Whether this machine was ever made is not known. For the next 153 years various other attempts were made, including models the size of a piano, but they were all considerably slower than handwriting.
In 1867, an American inventor named Christopher Latham Sholes created the world’s first practical typewriter. The following year he patented a second model, and in 1874, under a contract with the gunmakers E. Remington and Sons, the first typewriters finally appeared in department stores . These typewriters included most of the principal features that would remain standard—key levers and wires to move the type bars (metal arms with characters on the end); a semicircular arrangement of type bars, each hitting at the paper’s centre; an inked ribbon; an escapement, moving the carriage after each keystroke; and a cylinder with both line-spacing and carriage-return mechanisms.

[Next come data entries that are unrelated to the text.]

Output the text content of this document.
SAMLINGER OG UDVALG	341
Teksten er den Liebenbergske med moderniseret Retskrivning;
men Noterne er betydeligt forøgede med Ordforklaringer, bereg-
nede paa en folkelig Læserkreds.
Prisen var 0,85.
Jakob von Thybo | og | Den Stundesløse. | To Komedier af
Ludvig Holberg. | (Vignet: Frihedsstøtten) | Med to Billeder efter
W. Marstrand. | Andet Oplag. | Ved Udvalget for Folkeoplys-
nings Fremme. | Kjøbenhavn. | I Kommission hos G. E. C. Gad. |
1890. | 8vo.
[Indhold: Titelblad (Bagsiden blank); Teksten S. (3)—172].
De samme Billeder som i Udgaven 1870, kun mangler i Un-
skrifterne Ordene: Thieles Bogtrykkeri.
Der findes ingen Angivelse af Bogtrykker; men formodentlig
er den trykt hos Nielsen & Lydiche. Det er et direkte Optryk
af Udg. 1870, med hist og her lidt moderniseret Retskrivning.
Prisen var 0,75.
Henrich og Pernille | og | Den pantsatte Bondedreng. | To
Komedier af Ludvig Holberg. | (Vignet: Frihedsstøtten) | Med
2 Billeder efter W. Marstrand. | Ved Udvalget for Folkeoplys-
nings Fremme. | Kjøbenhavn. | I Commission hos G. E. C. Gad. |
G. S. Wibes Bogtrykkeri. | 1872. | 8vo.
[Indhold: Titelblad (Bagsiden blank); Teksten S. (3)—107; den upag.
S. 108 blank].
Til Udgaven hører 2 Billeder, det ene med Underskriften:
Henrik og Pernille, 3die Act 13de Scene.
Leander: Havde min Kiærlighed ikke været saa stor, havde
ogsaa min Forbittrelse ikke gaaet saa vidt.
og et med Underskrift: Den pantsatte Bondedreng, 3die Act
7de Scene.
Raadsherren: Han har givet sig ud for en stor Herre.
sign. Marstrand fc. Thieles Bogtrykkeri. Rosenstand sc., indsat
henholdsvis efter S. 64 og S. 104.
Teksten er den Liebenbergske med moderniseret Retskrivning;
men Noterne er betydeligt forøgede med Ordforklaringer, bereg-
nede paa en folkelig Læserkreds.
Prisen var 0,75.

Early typists found that with quick typing the type bars often jammed together. Sholes came up with a system still universal on keyboards today. Known as QWERTY, for the letters on the upper line, the new arrangement of keys separated letters that were most commonly grouped together so that jamming would occur less frequently.
Thomas Edison invented an electric printing-wheel typewriter in 1872, but electric typewriters did not become office equipment until the 1920s. With electrification, typewriters or keyboards could adapt to serve a growing number of communications devices—the ticker tape printer, the teletype machine (from the telegraph), and a computer interface.
Despite the seemingly never ending evolution of all things related to computers, the only element that refuses to change is the standard “QWERTY” keyboard.